La pista de circo es el lugar más peligroso del mundo, y también el lugar donde todo es posible. (Vittorio/Sergio Castellitto en 36 vues du Pic Saint-Loup, de Jacques Rivette.)


En los tiempos que vivimos los libros arden demasiado deprisa y calientan muy poco. (María Braun/Hanna Schygulla en El matrimonio de María Braun, de Rainer W. Fassbinder)


Hay que ver lo que puede llegar a hacer un hombre por ponerle las manos encima a una mujer. (Sam Boone/Pernell Roberts en Ride Lonesome, de Budd Boetticher.)


La memoria es maravillosa si no tienes que lidiar con el pasado. (Celine/Julie Delpy Antes de atardecer, de Richard Linklater.)


Es una suerte que no tengamos cine en Schabbach, o nunca nos iríamos a la cama. (María/Marita Breuer en Heimat, episodio 4, de Edgar Reitz.)


Me han llamado de todo, pero nunca que fuera "confortable". (Cord McNally/John Wayne en Río Lobo, de Howard Hawks.)


No es amor si no creemos que durará para siempre. (Marion/Arielle Dombasle en Pauline en la playa, de Eric Rohmer.)

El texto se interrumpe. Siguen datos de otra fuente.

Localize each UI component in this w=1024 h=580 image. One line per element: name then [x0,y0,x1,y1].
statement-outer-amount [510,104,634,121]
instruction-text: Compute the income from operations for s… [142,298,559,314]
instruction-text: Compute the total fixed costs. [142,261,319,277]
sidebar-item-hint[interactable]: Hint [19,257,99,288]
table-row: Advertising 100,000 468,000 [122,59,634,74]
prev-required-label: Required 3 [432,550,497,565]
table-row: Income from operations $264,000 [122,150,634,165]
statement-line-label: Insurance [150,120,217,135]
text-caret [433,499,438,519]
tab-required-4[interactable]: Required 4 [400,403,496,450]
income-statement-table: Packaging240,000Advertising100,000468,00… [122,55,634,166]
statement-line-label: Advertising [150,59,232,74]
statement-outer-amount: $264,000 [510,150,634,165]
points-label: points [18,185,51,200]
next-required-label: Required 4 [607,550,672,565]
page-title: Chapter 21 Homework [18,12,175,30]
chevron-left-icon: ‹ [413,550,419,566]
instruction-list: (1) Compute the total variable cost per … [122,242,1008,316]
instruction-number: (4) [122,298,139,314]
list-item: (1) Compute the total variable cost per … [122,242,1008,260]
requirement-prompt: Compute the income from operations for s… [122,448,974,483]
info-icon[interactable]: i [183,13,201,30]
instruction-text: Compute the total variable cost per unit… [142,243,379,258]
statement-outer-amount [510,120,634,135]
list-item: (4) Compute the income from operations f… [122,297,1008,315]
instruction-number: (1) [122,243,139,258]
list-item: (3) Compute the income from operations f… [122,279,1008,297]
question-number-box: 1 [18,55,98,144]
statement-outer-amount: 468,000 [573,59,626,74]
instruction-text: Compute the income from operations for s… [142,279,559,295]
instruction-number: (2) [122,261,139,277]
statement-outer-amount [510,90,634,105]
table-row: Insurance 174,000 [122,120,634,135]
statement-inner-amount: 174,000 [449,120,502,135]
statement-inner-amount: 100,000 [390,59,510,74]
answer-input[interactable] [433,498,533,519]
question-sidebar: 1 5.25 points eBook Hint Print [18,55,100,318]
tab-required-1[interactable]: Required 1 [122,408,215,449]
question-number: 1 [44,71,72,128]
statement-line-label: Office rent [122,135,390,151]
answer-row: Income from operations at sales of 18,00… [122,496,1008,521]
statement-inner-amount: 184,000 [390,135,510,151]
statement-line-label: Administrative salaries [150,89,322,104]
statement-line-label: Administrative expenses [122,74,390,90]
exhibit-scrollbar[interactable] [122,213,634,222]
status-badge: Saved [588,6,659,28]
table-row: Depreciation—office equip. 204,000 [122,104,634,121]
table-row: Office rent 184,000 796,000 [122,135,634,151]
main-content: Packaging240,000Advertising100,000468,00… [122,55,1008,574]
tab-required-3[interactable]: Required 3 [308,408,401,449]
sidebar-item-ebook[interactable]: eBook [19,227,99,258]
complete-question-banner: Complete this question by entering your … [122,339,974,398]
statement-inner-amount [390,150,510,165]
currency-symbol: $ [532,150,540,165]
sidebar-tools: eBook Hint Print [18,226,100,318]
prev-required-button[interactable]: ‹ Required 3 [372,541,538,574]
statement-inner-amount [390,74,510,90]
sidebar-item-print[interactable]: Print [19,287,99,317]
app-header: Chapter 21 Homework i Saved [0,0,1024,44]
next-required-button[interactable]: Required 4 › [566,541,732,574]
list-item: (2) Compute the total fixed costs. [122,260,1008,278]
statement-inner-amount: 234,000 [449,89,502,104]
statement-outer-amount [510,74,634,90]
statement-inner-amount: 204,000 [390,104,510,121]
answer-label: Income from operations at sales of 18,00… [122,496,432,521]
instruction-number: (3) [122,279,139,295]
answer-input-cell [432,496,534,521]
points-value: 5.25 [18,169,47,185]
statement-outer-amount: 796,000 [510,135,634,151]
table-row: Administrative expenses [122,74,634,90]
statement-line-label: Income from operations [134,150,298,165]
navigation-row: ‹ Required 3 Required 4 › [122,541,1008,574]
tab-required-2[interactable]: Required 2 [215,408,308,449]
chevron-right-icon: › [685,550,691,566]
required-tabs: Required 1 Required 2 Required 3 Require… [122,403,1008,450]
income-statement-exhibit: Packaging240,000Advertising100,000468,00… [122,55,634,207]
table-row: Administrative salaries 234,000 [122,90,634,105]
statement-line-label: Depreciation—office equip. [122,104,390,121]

Una es más auténtica cuanto más se parece a lo que ha soñado de sí misma. (La Agrado/Antonia San Juan en Todo sobre mi madre, de Pedro Almodóvar.)


Tan pronto como nos hemos reunido unos cuantos seres de buena voluntad, hemos acabado con el motor y la gasolina y todas sus barbaridades (Fernando/Fernando Fernán-Gómez en El último caballo, de Edgar Neville.)


Hace falta tiempo y paciencia. Después, hasta un suspiro se puede transformar en una historia de amor. (Jean-Marie Straub en Onde jaz o teu sorriso?, de Pedro Costa.)


Tengo un pasado que quisiera olvidar, pero nunca podré huir de él. (Hamish Bond/Clark Gable en Band of Angels, de Raoul Walsh.)


Se puede confiar en la gente del cine. (Nasrin Sotoudeh en Taxi Teherán, de Jafar Panahi.)


6/10/15

Adiós a una gran cineasta


Me enteré hace unas horas de la muerte de Chantal Akerman. Se suicidó ayer por la noche, en París. Tenía 65 años. Otra vez el cine, de luto.


Horas tristes. Hace unos meses la recordaba aquí porque experimentó una verdadera epifanía cuando vio Pierrot le fou a los quince años. Y se nos ha ido cuando están a punto de cumplirse cincuenta del estreno de la película de Godard.


Es verdad. Nos quedan sus películas. Películas sublimes como Toda una noche (1982). Películas cardinales como Jeanne Dielman, 23 quai du Commerce, 1080 Bruxelles (1975). Películas íntimas como Je, tu, il, elle (1974). Películas errantes como D'Est (1993). Películas hermosas... Películas tristes en estas horas.

Fotograma de Toda una noche.

Ni siquiera encuentra uno consuelo releyendo un texto tan bello como el que le dedicó Serge Daney a Toda una noche. Qué triste suena ahora mismo. Ahora mismo, por lo visto, 'Chantal Akerman' es trending topic. Una ironía que -seguro- la divertiría; sus películas nunca fueron lo que se dice una tendencia, pero para algunos cineastas -y cinéfilos- fueron (son) imprescindibles:
Si tengo fama de difícil, es porque me encanta lo cotidiano y quiero mostrarlo. En general la gente va al cine precisamente para escapar de lo cotidiano.
Chantal Akerman 
en Elle a passé tant d'heures sous les sunlights (1985), 
de Philippe Garrel.

Nos quedan sus películas, sí, pero vamos a echar de menos los ojos, la voz, la mirada de Chantal Akerman.